His uniform was frayed, the red faded, and his body thin, as were those of the regulars following behind him carrying crates that the British were loading into the waiting tenders.

“Are you watching for someone, fish lass?” the lieutenant asked, his sharp eyes roaming over the docked boats. “Perhaps a tall, broad-shouldered voyageur with dark unruly hair.”

Was it that obvious she was searching for Pierre?

The sunlight blazed upon the lieutenant’s battered black hat, likely the same hat he’d worn the night of the dance last summer when the hat had been new and buffed and immaculate.

“I’m here for the same reason as everybody else,” she replied, pulling herself up. “Watching the arrival of the Americans.”

When the first ships of the spring had arrived at Michilimackinac two weeks ago, they’d brought joyous tidings that the Treaty of Ghent had been signed in December.

The war was over, had been over for the past five months. But because of their remote location and the ice that prevented communication with the outside world, the residents of Michilimackinac were some of the last to hear the good news.

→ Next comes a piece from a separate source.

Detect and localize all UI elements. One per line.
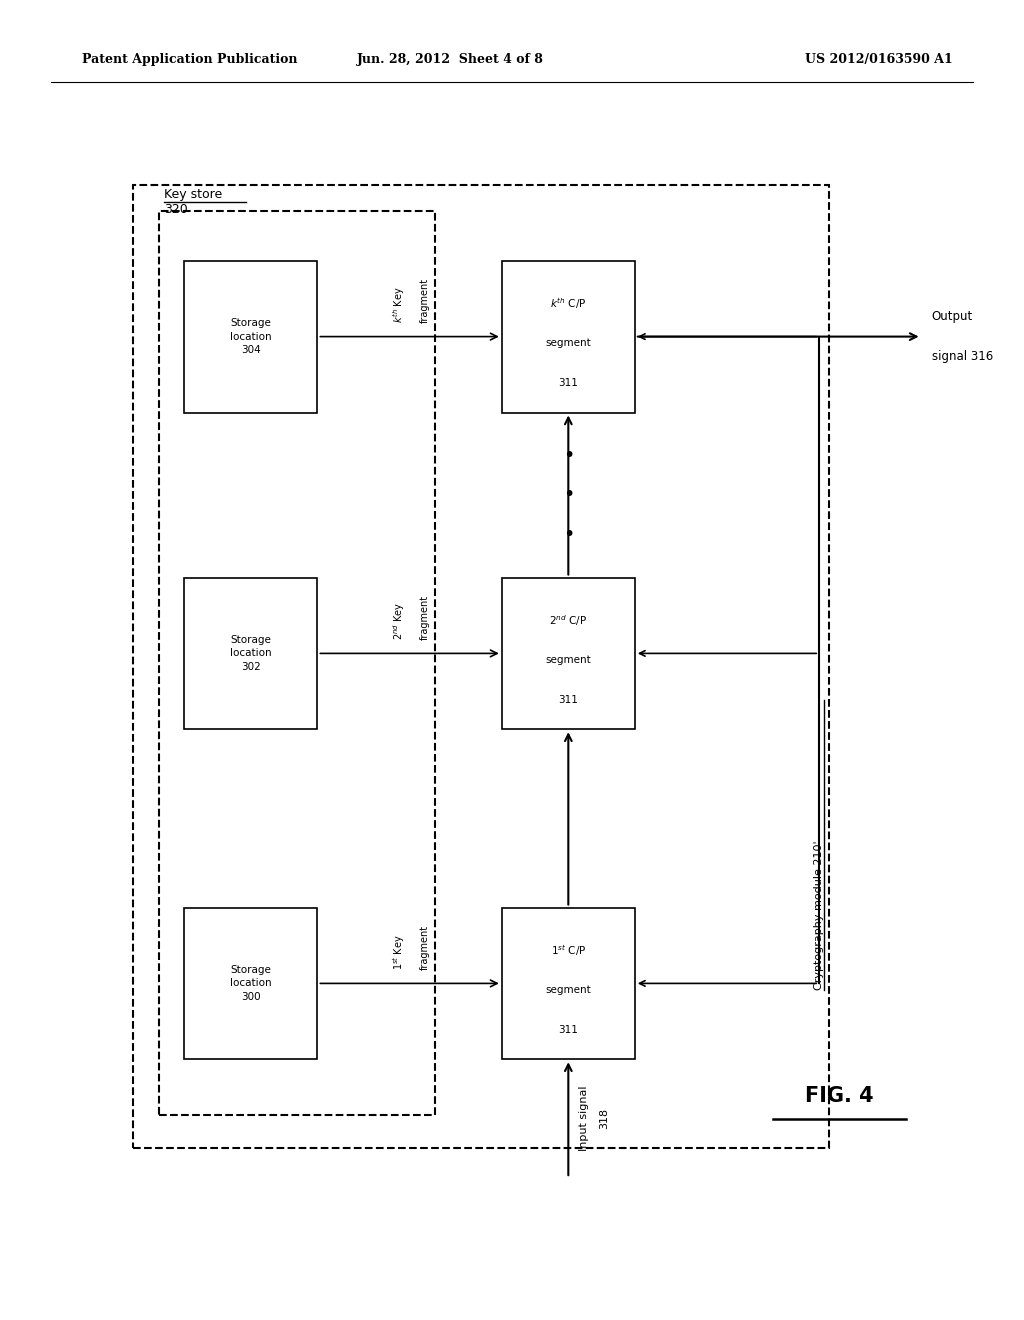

The treaty provided that the Americans and British give up the territory that had been conquered during the war. After three years of inhabiting the fort and controlling the island, the British would finally have to leave.

The American ships had arrived yesterday. Miriam had sent Angelique repeatedly down to the harbor to find out if Jean was returning with the other islanders who’d been forced to leave at the beginning of the war.

One boat of civilians had already come ashore that morning, among them a young graceful lady whose beauty reminded Angelique of Lavinia. Only this woman had been dressed much simpler, as if she had the intention of adjusting to island life rather than trying to make it adjust to her. Eventually rumors had sifted toward Angelique that the lady was the daughter of the American surgeon who would be stationed at the fort.

Amidst the unloading of American troops and goods, the British were retreating to their awaiting ships and readying to depart. As fort commissary, Lieutenant Steele was likely in charge of making sure all the British supplies were transported onto the ships. The British wouldn’t want to leave anything for their American enemies.